The threat came just weeks after the president took the extraordinary step of granting clemency to a trio of accused or convicted war criminals in the Army and Navy. It set off an outcry in the ranks and on Capitol Hill that Trump was meddling in the military justice system and was encouraging lawlessness and damaging good order and discipline.
After Navy Secretary Richard Spencer was forced out over his handling of Navy Chief Petty Officer Eddie Gallagher’s case, Esper followed Trump’s order and canceled an administrative board that could have removed Gallagher’s SEAL trident pin. In issuing the order, Trump ignored his military advisers in favor of a campaign in conservative media to restore Gallagher’s pin.
"There's a sense of dejection by senior leaders in the Pentagon, that the president and the secretary of Defense are going to side with the loudmouths at Fox News against the reasoned opposition of senior military professionals," a senior Pentagon official with direct knowledge of high-level discussions told POLITICO at the time. "That's the sense in a nutshell."
In another recent example, Trump gave voice to what many critics of U.S. military operations in the Middle East have been saying for decades: It's all about the oil.

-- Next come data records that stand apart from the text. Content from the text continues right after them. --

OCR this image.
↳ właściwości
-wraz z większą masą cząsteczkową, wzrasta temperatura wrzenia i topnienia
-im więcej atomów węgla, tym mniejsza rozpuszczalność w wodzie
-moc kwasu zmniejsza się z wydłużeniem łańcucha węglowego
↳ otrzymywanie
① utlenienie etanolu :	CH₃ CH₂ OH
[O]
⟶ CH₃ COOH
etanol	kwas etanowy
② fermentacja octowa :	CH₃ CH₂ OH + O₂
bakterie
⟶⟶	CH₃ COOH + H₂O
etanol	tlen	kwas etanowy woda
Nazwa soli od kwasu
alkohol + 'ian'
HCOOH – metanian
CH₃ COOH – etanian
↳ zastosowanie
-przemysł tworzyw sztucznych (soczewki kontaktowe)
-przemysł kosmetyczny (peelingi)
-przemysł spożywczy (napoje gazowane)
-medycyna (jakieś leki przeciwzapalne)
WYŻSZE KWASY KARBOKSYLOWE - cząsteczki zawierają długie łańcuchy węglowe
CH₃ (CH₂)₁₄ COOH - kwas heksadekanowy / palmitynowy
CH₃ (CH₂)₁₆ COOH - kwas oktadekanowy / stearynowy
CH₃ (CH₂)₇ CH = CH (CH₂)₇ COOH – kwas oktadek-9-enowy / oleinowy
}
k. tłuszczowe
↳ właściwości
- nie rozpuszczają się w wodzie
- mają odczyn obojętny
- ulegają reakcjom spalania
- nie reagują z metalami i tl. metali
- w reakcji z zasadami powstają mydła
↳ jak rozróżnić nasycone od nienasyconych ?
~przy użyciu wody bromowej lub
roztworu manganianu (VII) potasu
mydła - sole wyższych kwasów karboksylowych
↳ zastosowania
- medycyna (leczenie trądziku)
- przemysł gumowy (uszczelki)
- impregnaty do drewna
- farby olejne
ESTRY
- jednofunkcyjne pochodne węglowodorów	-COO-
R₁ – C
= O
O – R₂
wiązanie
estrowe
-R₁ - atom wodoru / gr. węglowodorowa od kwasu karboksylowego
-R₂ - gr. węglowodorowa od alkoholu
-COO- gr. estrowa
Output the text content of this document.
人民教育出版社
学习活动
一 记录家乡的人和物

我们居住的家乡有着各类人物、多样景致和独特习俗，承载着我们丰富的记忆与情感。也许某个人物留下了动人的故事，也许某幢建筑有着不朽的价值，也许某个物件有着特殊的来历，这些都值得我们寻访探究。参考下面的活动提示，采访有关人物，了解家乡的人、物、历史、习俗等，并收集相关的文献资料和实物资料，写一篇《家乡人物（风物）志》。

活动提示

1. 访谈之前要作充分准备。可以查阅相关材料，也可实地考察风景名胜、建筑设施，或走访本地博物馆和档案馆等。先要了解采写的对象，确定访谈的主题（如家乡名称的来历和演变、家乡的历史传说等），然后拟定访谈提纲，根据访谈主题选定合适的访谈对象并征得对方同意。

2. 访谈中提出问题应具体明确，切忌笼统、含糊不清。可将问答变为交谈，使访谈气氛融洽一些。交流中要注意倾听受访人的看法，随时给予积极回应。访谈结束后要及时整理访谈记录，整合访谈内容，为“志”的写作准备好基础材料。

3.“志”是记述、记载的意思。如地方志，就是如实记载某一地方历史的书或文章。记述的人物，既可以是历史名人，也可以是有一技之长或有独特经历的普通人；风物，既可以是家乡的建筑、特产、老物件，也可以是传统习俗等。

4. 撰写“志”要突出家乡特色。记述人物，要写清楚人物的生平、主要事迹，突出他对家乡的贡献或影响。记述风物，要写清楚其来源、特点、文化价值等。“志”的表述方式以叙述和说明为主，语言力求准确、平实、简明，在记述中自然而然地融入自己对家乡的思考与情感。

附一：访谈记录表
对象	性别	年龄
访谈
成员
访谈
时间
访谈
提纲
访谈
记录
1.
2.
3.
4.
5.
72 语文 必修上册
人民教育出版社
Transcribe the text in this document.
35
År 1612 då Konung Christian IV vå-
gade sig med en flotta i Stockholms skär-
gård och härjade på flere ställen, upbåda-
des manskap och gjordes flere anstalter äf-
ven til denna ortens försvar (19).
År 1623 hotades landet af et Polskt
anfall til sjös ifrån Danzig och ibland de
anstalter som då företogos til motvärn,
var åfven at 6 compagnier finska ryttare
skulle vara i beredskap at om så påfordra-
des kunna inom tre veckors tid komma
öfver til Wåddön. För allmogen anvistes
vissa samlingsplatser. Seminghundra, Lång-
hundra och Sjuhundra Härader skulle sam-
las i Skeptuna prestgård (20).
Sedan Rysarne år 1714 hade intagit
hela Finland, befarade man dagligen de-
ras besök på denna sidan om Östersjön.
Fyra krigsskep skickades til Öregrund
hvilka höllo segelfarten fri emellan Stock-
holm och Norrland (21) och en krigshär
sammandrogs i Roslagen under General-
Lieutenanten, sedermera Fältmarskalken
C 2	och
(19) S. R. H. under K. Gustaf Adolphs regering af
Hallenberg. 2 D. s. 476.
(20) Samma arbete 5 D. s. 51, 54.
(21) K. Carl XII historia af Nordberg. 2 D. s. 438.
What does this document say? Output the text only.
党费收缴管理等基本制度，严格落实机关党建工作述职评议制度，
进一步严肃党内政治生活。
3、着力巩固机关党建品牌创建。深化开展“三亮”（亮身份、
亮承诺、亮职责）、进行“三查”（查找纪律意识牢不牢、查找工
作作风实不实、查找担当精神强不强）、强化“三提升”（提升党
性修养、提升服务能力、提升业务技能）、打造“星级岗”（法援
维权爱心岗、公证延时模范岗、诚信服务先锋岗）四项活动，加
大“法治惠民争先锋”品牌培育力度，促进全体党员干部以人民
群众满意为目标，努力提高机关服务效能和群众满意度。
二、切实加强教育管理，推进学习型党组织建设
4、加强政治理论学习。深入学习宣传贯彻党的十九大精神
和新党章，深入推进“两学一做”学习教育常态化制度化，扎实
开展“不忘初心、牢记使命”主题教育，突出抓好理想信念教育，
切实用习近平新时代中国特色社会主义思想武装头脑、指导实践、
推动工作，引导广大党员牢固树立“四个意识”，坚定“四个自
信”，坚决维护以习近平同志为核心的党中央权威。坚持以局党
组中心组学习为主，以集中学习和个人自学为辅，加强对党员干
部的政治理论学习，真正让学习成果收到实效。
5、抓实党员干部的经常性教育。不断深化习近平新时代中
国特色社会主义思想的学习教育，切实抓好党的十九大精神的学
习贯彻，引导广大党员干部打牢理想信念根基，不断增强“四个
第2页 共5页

After abruptly ordering most U.S. troops out of Syria, the president told reporters that "We're keeping the oil, we have the oil, the oil is secure, we left troops behind only for the oil."
"It can help us because we should be able to take some also," he told reporters on Oct. 27. "And what I intend to do, perhaps, is make a deal with an Exxon Mobil or one of our great companies to go in there and do it properly."
The Pentagon quickly pushed back. “The revenue from this is not going to the U.S.,” Pentagon spokesperson Jonathan Hoffman said, insisting local Kurds will be "the sole beneficiary of the sale of the oil from the facilities they control."
Esper weighed in, saying Trump meant that he wants to keep the oil from benefiting ISIS.
“It's — it's, you know, half dozen, six. I interpret that as deny ISIS access to the oil fields; secure them so that they are denied access to the oil fields,” he told reporters on Oct. 31.
The Pentagon and State Department have long sought to combat the public perception that the U.S.-led invasion of Iraq in 2003 was designed to seize Mideast oil.
The former Trump Pentagon official said the president's statements about the oil is particularly damaging to the Pentagon’s credibility at home and abroad.
"It's is a pretty serious concern among the senior uniformed military," said the former official, who declined to be identified discussing recent conversations with former colleagues. “The taking of the oil fields is exactly what the criticism was of almost every one of our activities in Middle East. It plays right into critics and skeptics and even conspiracy theorists and is against U.S. values.”
The oil field controversy sprang up weeks after Trump ordered troops out of parts of Syria after Turkey threatened to invade northern areas. The withdrawal left American’s Kurdish allies in the lurch, sparking outrage in the military and Congress who said the U.S. was betraying a partner that was instrumental in crushing ISIS.
“We are not abandoning the Kurds,” Esper insisted, even as Trump’s allies in Congress said the president was doing exactly that.
Edelman, the former Bush Pentagon official, said he’s worried about how the department can stop the loss of trust.
"We didn't take anything over and establish puppet regimes in Europe after World War II," he said. "The sense that the United States has acted more often than not in a disinterested way by creating some semblance of world order has given us enormous ability to do stuff around the world. Trump is undermining that."